RBC: Equities Batter Canadian Pensions

Canadian pension funds have posted loses in the second quarter due to falling equity markets and the European debt crisis.  

(July 31, 2012) – As with pensions globally, defined benefit (DB) funding in Canada is suffering from weak equity markets and Eurozone instability, according to a survey by RBC Investor Services. 
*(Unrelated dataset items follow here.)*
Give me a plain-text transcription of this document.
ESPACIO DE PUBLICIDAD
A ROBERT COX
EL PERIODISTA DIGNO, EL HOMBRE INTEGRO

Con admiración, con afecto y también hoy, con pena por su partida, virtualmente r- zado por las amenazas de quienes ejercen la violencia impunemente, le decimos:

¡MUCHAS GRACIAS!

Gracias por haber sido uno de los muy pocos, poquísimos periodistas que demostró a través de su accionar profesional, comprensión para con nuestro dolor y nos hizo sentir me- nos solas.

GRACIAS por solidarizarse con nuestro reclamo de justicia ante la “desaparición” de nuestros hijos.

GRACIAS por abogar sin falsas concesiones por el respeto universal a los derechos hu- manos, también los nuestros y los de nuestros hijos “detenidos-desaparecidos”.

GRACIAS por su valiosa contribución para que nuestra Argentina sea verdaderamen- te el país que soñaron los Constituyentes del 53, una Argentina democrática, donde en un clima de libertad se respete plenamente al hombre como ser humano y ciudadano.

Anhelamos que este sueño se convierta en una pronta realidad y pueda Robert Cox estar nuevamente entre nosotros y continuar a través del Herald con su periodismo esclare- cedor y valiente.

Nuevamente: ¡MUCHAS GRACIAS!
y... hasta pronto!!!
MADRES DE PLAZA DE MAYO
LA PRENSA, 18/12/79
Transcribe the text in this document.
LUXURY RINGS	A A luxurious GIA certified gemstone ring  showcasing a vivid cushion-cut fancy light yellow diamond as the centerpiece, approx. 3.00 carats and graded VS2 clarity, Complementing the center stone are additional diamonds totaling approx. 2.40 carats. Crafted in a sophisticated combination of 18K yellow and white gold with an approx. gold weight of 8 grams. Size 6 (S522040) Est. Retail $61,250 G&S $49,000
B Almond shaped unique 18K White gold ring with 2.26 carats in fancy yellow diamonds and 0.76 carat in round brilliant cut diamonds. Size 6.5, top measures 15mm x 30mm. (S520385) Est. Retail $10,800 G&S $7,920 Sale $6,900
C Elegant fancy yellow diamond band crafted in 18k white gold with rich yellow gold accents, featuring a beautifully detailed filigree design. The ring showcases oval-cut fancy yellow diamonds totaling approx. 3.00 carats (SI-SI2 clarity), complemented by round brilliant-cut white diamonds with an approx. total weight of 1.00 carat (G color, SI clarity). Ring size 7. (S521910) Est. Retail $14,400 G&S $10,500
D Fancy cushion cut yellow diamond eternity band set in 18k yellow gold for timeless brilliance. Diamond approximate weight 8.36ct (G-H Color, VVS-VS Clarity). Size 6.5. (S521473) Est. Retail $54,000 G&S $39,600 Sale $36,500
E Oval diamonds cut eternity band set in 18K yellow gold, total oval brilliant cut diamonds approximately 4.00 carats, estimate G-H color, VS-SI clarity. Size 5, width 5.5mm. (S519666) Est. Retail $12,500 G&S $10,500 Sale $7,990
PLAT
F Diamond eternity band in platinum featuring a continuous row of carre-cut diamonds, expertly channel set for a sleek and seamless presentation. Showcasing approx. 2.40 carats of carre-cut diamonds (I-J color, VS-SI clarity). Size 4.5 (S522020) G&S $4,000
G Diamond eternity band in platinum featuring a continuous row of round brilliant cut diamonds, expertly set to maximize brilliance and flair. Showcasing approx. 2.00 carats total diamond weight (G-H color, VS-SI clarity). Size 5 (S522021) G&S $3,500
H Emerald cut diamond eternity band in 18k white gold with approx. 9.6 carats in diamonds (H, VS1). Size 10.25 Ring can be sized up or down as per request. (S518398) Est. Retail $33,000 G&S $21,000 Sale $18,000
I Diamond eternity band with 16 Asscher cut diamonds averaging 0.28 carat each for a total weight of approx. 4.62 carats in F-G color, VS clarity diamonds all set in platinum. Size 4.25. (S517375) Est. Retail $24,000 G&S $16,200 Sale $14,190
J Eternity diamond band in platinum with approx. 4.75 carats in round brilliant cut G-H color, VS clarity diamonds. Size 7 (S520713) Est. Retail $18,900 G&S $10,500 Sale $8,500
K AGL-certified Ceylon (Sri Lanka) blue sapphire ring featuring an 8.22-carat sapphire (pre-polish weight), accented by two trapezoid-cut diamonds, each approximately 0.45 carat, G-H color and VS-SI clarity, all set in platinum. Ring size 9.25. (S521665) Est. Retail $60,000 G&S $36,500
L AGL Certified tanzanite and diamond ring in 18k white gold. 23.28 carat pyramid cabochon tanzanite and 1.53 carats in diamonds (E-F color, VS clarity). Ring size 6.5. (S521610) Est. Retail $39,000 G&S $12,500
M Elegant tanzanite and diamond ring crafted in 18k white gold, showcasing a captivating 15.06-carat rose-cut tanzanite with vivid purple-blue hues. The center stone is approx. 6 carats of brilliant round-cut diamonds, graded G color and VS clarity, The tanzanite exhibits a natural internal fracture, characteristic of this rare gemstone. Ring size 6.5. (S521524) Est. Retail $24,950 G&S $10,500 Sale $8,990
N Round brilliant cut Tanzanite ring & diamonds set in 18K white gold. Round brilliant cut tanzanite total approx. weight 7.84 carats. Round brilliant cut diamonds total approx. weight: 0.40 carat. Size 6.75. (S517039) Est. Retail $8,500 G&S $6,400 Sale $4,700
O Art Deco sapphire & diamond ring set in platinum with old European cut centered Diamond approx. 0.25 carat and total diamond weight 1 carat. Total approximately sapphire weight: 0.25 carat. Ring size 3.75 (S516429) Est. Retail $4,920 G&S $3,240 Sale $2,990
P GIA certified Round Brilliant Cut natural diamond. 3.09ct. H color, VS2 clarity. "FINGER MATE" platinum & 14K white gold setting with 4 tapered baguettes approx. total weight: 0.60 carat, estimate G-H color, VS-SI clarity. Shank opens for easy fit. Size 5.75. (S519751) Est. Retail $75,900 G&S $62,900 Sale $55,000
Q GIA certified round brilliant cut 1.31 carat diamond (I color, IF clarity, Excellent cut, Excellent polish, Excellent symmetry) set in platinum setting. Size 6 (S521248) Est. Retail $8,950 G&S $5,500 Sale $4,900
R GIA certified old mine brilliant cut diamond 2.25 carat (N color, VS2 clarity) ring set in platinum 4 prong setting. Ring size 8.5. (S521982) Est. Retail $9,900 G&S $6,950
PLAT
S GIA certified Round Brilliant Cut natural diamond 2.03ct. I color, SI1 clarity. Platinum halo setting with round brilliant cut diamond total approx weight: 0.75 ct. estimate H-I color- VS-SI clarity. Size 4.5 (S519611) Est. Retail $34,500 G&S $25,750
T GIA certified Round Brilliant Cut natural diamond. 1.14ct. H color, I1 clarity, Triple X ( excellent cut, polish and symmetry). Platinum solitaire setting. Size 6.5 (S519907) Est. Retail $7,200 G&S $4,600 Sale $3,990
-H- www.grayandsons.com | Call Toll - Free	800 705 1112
It’s a familiar story. Returns dropped into the red for the April-through-June quarter, with C$410 billion ($409 billion) in pension plans losing 1.1%. In the first quarter, plans gained 4.5%

“After the sustained rally in the previous two quarters, pension plans felt the heat of the ongoing saga in Europe and the resulting domino effect on Canadian and foreign equities,” said RBC’s Head of Pensions, Insurance, and Sovereign Wealth Strategy Scott MacDonald, in a statement. “The weakening of the Canadian dollar lessened the impact of falling foreign equities on Canadian DB plans, but the continuing downward pressure on stock prices is eroding the gains of plans seeking higher returns from equities.” 

Canadian equities was the worst performing asset class, with the S&P/TSX Composite index falling 5.7% for the quarter. Still, Canadian pensions’ domestic equity holdings outperformed the sliding market by half a percent. RBC attributed this to most portfolios being light on energy and materials, two sectors that had a particularly rough quarter. 

Even with interest rates extremely low, CIOs who sought out a safe haven in fixed-income did not regret it. Long-term bonds compensated somewhat for the sorry stock market, rising 4% and performing best of any asset class. MacDonald doesn’t foresee bonds’ popularity waning. “Continued worries surrounding Europe and the slowdown in the Chinese and US economies had investors seeking safety in government bonds once again,” he said.